The origin of insect wings remains a mystery, in large part because we don’t have any fossils that can tell us about the ancestors of today’s creatures (unlike with many mammals that leave behind bones). “The field of evolutionary development is basically an alternative approach to paleontology,” says Yoshinori Tomoyasu, a biologist at Miami University and co-author of the insect wings study published last week in the journal Proceedings of National Academy of Science. “We have a huge gap in fossil record, so the idea is that we try to understand the ancestral state by studying the development of modern insects.”
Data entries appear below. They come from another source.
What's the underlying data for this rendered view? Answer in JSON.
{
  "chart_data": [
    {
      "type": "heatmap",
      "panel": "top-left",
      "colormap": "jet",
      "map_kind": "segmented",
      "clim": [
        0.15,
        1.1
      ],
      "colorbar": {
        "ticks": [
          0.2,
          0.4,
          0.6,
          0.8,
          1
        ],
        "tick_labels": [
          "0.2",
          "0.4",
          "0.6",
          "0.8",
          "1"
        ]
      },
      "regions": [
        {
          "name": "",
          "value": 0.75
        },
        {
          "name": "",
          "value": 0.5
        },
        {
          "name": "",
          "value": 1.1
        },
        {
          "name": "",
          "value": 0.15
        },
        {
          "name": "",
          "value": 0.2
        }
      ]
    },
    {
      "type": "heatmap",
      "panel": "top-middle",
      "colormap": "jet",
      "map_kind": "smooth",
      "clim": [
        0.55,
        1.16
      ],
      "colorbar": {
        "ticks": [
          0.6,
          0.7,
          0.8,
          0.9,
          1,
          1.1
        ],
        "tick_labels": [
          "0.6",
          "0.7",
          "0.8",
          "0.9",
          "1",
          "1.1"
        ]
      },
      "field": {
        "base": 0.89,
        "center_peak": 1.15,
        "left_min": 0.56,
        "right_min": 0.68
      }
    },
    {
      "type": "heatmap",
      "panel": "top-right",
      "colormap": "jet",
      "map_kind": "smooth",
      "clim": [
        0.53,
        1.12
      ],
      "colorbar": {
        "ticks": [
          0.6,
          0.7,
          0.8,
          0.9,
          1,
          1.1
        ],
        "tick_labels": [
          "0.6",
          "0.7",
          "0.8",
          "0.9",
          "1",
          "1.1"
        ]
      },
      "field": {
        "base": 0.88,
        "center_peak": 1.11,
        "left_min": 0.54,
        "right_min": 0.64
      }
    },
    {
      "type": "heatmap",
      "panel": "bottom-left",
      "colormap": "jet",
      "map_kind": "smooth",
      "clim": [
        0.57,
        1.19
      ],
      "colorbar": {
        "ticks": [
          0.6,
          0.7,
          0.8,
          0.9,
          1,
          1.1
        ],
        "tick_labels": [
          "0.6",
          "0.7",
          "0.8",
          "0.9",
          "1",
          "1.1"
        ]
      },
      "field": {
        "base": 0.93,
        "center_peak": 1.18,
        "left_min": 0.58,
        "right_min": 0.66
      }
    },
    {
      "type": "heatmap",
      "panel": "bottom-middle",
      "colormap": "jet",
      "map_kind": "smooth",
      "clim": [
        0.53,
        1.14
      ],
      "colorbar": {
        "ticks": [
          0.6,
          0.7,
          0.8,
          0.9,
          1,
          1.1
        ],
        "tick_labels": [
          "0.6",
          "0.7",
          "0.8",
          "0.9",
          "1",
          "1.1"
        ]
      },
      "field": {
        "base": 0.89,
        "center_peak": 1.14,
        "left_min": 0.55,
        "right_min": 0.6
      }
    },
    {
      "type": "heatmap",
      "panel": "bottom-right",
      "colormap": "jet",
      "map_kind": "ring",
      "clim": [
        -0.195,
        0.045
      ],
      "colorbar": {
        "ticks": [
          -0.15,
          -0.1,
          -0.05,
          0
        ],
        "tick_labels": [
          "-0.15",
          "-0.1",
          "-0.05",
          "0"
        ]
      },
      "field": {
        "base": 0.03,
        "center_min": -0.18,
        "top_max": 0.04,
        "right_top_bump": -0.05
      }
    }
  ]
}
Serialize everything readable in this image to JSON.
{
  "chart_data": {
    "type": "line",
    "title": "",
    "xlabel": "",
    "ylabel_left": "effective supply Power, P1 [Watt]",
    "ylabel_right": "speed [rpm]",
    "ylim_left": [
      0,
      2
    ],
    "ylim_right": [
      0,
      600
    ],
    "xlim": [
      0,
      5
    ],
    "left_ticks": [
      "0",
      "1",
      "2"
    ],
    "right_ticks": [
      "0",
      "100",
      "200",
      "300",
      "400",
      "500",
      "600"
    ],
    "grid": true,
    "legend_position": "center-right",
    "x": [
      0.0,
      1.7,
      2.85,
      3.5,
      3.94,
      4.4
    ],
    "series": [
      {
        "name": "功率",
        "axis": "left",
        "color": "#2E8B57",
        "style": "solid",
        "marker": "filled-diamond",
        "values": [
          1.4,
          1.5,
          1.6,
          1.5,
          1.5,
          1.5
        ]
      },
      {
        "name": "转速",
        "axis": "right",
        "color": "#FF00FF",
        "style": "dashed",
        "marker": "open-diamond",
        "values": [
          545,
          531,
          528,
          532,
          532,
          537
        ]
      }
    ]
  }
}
For this study, Tomoyasu and his colleagues edited the genes of the Tribolium beetle so that it would partially grow a wing on its abdomen — a place beetles don’t usually have wings. As a result, they saw that a wing developed from tissues in the leg and the body wall, helping confirm one of the three competing explanations for why insect wings develop.

One theory proposes that a back leg became part of the body and then moved up and became an insect wing. Another suggests that a wing simply grew out of the dorsal (or upper back) side of the body wall. The third — called the “dual-origin hypothesis” — suggests it is a combination of both the leg and the body wall, and is the hypothesis supported by the results from the PNAS paper. “We are able to actually trace which tissue actually transformed into wings,” says Tomoyasu, “and to our surprise we were able to see two tissues merging, so from there, we concluded that, at least in beetles, wings are formed from two distinct tissue.” Plus, a separate paper — this time a pre-print, meaning it has not been peer-reviewed or accepted to a journal — from a group at UC Berkeley that Tomoyasu’s lab communicates with, also supported this hypothesis using different methods.

However, “it is very dangerous to conclude something from only one species,” says Tomoyasu. For a long time, these types of experiments were only done on the fruit fly Drosophila melanogaster. Scientists are still not sure whether the beetle or the fly is closer to the ancestral insect, so it’s important to try this on different insects to see if they’re applicable. (Interestingly, a recent Current Biology paper suggested that tissue from two parts of the fly become wings, adding more support for the dual-origin hypothesis.) Next, Tomoyasu’s lab is working on cockroaches and mayflies, and has written a pre-print paper about shrimp. Shrimp, of course, do not have wings, but they are related to insects, so the lab is trying this method on different creatures. They discovered tissues that would be analogous to wings in insects, and then removed them using the gene-editing technique CRISPR-Cas9.